今の状態で無くては、レガイア王国の幹部たちも納得してくれないだろう。
タツロウとフュンが考えた策は、演技から始まるのだ。
◇
ワルベント大陸南シャッカル。
港町ではなく、軍事拠点であるシャッカル。
ワルベント大陸の監視塔がある拠点だ。
敵が来ることがないと考えている拠点でもあるので、それほど最新の設備が整っているわけじゃない。

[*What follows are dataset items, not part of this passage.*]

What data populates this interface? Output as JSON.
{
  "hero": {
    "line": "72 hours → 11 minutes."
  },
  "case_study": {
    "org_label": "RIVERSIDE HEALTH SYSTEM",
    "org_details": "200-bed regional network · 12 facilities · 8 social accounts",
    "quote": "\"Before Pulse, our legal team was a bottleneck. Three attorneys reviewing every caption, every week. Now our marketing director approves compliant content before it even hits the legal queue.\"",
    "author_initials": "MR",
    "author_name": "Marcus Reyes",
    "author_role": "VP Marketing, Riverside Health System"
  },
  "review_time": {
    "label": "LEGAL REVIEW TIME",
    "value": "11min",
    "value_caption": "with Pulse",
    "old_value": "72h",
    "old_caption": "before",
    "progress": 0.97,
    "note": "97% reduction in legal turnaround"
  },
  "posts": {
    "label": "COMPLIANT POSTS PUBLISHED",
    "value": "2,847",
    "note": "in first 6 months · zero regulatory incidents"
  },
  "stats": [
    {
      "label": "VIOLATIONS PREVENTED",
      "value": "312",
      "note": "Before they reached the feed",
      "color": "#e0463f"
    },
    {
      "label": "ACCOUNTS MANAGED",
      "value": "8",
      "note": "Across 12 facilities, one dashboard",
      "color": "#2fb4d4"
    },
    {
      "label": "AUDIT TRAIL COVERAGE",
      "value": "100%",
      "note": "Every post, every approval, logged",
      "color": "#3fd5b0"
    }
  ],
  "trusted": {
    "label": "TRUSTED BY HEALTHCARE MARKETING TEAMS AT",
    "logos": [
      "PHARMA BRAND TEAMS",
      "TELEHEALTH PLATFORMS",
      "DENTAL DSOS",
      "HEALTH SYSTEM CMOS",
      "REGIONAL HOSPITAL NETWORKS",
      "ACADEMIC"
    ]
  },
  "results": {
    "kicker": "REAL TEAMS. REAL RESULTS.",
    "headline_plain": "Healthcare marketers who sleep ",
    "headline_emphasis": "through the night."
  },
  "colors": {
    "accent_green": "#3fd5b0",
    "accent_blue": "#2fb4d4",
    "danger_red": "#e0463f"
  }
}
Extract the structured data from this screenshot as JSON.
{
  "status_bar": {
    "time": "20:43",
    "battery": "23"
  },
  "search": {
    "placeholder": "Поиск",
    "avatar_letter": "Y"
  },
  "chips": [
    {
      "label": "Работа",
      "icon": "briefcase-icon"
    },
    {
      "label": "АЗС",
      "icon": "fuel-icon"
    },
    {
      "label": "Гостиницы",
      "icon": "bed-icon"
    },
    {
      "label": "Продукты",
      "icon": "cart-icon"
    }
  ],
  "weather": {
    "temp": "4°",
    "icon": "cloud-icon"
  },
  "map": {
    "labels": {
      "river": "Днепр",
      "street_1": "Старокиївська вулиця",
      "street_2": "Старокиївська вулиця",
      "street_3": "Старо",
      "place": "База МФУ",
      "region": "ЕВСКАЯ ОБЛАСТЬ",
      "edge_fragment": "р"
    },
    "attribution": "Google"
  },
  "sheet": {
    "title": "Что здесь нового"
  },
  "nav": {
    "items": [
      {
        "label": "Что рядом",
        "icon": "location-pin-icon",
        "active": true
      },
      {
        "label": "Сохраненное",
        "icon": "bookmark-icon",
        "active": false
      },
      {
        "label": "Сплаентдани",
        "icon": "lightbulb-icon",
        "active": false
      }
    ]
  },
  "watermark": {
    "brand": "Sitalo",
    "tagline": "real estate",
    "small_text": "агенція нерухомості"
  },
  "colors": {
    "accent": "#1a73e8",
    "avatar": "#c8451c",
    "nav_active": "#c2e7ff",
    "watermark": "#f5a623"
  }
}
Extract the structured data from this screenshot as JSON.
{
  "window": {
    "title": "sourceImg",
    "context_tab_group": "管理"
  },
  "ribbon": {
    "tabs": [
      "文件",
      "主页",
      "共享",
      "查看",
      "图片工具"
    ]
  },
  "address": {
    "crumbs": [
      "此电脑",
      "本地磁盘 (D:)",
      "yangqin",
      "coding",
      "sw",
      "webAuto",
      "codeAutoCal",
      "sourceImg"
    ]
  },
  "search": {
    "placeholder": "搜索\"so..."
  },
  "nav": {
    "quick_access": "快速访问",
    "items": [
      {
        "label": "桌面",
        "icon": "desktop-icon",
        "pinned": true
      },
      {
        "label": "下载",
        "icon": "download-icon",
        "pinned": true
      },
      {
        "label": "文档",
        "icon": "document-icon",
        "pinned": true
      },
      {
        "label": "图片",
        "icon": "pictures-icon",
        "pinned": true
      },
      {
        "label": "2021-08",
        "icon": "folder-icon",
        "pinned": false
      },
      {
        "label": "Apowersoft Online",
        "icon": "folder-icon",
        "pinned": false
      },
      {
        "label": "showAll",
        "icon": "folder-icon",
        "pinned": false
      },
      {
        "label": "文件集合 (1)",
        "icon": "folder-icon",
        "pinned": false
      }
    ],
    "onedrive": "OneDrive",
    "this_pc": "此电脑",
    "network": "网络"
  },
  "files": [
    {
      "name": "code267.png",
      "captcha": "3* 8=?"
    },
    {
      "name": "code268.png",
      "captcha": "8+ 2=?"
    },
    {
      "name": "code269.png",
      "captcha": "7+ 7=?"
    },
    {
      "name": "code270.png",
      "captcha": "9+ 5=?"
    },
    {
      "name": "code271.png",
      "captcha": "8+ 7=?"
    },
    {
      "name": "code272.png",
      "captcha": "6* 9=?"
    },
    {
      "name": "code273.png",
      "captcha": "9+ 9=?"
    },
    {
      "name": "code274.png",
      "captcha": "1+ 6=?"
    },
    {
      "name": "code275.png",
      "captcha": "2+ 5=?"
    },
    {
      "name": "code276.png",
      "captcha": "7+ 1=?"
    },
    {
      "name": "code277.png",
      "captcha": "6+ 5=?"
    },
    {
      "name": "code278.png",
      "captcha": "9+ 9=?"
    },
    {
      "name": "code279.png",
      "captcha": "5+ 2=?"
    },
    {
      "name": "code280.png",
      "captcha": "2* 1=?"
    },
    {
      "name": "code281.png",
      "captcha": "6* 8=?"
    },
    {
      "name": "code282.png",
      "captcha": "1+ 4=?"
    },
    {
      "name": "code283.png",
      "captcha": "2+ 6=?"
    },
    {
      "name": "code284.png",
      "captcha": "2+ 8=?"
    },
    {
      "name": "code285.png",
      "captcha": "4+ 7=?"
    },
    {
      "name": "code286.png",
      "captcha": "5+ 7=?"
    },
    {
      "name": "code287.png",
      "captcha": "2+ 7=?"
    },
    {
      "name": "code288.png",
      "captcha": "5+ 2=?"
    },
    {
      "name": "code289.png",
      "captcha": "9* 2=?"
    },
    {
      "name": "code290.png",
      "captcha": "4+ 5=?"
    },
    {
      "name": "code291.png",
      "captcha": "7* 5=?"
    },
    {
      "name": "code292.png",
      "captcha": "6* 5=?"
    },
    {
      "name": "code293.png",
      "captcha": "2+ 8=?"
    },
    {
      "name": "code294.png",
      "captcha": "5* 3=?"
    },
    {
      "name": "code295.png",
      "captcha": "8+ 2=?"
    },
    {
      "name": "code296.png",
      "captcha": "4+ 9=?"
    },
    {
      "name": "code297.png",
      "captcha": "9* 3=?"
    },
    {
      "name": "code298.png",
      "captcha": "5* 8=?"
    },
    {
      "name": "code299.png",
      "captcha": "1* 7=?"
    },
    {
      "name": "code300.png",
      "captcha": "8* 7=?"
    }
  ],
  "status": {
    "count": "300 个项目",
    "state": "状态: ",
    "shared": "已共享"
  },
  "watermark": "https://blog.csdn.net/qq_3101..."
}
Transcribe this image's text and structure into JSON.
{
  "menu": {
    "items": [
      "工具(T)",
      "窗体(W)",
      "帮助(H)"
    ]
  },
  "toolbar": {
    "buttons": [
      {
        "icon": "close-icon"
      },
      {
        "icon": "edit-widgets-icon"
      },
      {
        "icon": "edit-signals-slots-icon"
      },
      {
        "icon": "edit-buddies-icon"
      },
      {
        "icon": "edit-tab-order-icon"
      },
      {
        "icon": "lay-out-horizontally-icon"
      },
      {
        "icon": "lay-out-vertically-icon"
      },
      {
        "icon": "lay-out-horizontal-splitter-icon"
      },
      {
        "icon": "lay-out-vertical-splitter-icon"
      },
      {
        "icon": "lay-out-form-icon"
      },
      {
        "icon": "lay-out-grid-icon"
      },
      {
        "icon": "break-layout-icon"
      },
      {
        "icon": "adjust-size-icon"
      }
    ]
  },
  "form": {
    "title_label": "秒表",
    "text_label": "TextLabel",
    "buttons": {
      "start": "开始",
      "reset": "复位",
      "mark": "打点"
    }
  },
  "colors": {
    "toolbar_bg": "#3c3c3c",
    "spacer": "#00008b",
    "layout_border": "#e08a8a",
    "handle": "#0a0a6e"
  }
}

念のためにアーリア大陸からこちらにやって来るかもしれない人間をチェックしている施設である。
そこの監視塔から、海を見ていた兵士が叫ぶ。
「あれは・・・船だ。まさか・・・戻って来たのか」
望遠鏡を外した兵士は、無線を使った。
「こちら。シャッカル・・・・中央に連絡をお願いします。船を発見しました。船の動きが鈍いので、故障かと思います。救助体制に入ります」
連絡をした兵士は全体に指示を出して、救助活動をし始めた。
こちらの救助船を沖に向かわせる。
◇
船体が傷だらけの船。
ようやくこちらにまで来たような様子の船に対して、シャッカルの救助隊は船を寄せた。
拡声器で声を拡大して呼び掛ける。
「おい。いるか。生きているか。返事をしろ。安心して表に出てこい。味方だ。救助隊だ!」
船の様子がおかしい。
前へ進めるとは思えないボロボロの状態で、よくここまで来られたと救助船の兵士たちは思う。
ここで、船から人が出てきた。
頬がやせ細っている男が、なんとかして、這い出る。
「あ・・・俺だ・・・タツロウだ。ここは・・・どこだ・・・ここはまだアーリア大陸か・・・」
救助しに来た兵士たちが救わねばと急ぎだした。
「大丈夫だ。タツロウ。ここはワルベント。シャッカルだぞ」
「シャッカル・・・そうか。ようやくここまで・・・来られたか・・・」
何とか返事をしたタツロウは、救助隊に見守られる中で気絶した。
この倒れ方は、本当に倒れたから演技ではない。
タツロウは、この日の為に逆算して栄養を抜いていたのだ。
栄養失調気味にして、死なない程度の調整をしたのだ。
ここからが、タツロウの命を懸けた名演の始まりである。